Bleached kraft pulp and bleached sulfite pulp are used to make high quality, white printing paper. One of the most visible uses for unbleached kraft pulp is to make brown paper shopping bags and wrapping paper where strength is particularly important. A special grade of bleached sulfite pulp, known as dissolving pulp, is used to make cellulose derivatives such as methylcellulose which are used in a wide range of everyday products from laxatives to baked goods to wallpaper paste.

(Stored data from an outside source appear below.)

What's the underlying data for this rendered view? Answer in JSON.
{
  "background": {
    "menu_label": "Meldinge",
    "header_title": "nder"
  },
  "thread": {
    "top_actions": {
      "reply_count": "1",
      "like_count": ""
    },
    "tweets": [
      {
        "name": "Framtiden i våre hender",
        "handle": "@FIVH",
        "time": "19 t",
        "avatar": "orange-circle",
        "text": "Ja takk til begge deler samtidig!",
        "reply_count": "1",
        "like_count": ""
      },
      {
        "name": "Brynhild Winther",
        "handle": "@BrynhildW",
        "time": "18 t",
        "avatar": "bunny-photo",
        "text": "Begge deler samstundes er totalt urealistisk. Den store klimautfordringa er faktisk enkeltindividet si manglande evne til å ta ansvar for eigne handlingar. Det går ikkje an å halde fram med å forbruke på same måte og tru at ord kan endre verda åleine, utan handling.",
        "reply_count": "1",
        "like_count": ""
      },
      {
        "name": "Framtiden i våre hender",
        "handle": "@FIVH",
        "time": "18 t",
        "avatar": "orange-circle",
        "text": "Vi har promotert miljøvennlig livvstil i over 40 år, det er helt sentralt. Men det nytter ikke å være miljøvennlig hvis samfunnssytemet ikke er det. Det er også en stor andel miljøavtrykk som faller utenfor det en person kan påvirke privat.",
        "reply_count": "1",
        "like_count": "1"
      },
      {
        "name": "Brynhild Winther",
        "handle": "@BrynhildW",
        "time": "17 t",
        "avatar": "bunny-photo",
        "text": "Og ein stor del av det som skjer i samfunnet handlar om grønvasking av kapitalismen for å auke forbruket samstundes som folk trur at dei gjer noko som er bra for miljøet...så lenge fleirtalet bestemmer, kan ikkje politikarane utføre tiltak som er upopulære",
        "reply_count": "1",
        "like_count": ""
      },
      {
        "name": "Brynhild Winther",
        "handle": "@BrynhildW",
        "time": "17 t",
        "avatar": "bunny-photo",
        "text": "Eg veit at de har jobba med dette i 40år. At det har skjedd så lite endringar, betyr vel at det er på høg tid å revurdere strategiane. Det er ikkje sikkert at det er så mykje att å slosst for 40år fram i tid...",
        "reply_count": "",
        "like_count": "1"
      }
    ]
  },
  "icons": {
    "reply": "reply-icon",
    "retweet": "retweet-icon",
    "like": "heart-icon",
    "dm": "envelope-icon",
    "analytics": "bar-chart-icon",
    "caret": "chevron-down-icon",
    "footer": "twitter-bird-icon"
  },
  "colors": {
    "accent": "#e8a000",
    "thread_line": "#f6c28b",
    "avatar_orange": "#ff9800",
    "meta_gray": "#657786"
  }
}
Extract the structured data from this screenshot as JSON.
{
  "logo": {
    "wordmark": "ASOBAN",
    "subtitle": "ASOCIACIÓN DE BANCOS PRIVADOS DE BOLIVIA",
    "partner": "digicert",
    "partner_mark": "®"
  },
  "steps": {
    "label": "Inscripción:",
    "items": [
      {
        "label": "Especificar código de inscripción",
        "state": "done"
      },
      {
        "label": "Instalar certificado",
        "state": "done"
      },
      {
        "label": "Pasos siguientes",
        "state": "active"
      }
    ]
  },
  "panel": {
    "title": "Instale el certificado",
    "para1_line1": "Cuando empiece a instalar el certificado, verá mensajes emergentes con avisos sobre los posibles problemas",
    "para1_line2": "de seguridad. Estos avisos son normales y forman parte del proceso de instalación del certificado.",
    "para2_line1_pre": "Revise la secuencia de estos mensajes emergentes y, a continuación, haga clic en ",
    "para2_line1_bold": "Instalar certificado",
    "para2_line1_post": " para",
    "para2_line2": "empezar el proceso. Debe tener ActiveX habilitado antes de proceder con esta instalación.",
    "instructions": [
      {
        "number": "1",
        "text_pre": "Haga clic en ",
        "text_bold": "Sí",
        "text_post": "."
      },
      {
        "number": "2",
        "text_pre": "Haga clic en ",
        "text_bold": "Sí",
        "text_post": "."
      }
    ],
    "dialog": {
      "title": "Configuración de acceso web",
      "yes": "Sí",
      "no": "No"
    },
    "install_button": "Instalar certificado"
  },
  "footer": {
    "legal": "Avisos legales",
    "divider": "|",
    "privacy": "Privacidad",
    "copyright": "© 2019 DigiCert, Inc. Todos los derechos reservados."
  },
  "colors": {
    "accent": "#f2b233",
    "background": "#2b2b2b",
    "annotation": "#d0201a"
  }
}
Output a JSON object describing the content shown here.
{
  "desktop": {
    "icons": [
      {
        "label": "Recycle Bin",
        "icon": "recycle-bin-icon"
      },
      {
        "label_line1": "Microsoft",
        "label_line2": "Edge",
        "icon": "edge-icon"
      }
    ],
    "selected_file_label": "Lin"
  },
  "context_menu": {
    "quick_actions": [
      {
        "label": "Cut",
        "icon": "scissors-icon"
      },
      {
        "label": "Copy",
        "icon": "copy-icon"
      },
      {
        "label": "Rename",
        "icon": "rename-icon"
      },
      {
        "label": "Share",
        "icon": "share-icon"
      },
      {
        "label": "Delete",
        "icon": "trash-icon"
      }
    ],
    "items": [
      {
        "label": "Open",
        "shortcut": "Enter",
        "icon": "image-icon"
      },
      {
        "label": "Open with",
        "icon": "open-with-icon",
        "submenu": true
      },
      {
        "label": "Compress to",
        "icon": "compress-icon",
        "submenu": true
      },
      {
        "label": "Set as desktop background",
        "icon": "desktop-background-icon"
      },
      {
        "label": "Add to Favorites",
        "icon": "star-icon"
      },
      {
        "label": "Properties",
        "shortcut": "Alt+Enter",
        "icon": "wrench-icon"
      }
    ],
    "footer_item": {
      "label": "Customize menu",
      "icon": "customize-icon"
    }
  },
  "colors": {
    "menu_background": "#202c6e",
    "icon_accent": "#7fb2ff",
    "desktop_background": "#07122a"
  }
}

Chemi-mechanical pulp mills
Some mills pretreat wood chips or other plant material like straw with sodium carbonate, sodium hydroxide, sodium sulfite and other chemical prior to refining with equipment similar to a mechanical mill. The conditions of the chemical treatment are much less vigorous (lower temperature, shorter time, less extreme pH) than in a chemical pulping process, since the goal is to make the fibers easier to refine, not to remove lignin as in a fully chemical process. Pulps made using these hybrid processes are known as chemi-thermomechanical pulps (CTMP). Sometimes a CTMP mill is located on the same site as a kraft mill so that the effluent from the CTMP mill can be treated in the kraft recovery process to regenerate the inorganic pulping chemicals.

Environmental issues

The United Nations Environmental Program (UNEP) has approved only two processes for making the chemical bleach chlorine dioxide, which produce 99.8% chlorine dioxide and contain only 0.2% elemental chlorine. Contamination of the chlorine dioxide with elemental chlorine is considered undesirable, and may lead to environmental pollution. While properly treated effluent may be safe to discharge into water catchment areas, mills which discharge untreated effluent pollute water ways with persistent organic pollutants (organochlorides and dioxins), and may breach the Stockholm Convention.